The Light the Night initiative, where more than 30,000 luminaries line the streets of Bay Shore and Brightwaters one Sunday in December, was started by the society. They also present Winter Fest, a fun, family-oriented event in addition to the Haunted Halloween festival that draws families to Main Street for seasonal fun activities such as pumpkin carving. And last year this group introduced a new initiative, “Pumpkin People,” which decorate the lampposts during the month of October.
Both Boudreau and Farrell are retired Bay Shore school teachers. Farrell, a native of the hamlet, has been responsible for a number of school-based plantings such as the garden at the middle school dedicated to the victims of the Sept. 11 tragedy. A piece of what had been the World Trade Center is incorporated there, as is a seedling from what is now known as the Liberty Tree, which once stood outside one of the felled buildings in Lower Manhattan.

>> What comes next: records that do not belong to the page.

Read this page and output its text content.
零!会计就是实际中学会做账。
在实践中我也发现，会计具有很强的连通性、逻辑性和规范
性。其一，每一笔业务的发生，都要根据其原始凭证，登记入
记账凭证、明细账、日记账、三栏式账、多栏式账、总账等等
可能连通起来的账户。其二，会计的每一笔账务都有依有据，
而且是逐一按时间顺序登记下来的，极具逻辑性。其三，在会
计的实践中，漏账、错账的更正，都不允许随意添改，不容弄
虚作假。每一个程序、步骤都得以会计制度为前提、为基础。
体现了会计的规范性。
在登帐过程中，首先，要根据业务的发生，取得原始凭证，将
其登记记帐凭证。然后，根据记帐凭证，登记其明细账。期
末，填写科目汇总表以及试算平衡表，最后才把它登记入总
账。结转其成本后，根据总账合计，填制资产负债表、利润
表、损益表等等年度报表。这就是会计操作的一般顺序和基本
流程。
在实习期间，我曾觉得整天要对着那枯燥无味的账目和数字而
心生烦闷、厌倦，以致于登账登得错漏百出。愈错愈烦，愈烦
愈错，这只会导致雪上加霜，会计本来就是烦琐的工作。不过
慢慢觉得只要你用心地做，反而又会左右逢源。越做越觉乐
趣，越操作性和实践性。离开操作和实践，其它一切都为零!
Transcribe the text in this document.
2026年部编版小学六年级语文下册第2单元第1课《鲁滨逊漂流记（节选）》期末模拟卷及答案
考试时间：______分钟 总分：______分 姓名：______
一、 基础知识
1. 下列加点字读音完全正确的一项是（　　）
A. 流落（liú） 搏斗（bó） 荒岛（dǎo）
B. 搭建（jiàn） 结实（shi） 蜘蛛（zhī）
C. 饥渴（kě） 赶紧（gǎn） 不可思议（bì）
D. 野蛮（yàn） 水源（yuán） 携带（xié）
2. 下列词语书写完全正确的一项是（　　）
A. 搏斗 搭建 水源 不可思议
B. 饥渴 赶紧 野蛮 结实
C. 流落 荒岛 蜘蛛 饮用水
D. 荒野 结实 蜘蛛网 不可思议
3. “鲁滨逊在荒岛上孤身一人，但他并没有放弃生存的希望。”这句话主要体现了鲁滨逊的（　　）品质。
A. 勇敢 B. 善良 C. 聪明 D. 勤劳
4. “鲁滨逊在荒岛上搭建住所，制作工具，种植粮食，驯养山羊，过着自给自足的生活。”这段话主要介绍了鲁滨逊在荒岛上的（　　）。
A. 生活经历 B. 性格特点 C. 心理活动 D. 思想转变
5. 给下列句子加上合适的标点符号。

Farrell said she has always encouraged her students to plant and take care of gardens. In fact, as a student in Bay Shore she became a junior member of the local garden club. “I’ve always had dirt under my nails,” she remarked with a laugh.
Boudreau said of all the gardens they have brought to Bay Shore and continue to maintain, the Wellness Garden on Main Street at the beginning of the Wellness Trail, and the Community Reflection Garden, also on Main Street, stand out. “We raised $250,000 to build [the Reflection Garden],” she said. It is in an area that had once been occupied by a scuba diving training facility that had burned down. Boudreau noted that the cleanup of the property, which involved digging up several buried tanks, was a very costly challenge. However, now with the lovely verdant landscape and benches occupying that space, it has become a place of solace to anyone who enters.
Boudreau said the society’s next project is an award program that recognizes residential gardens. The society also hopes to build a garden at the Bay Shore Railroad Station, where they installed an irrigation system. However, Boudreau said the society would need to get more young people involved.
“We depend on the goodness of people,” she said. “If they want their town to be beautiful, they have to take ownership. It is very rewarding.”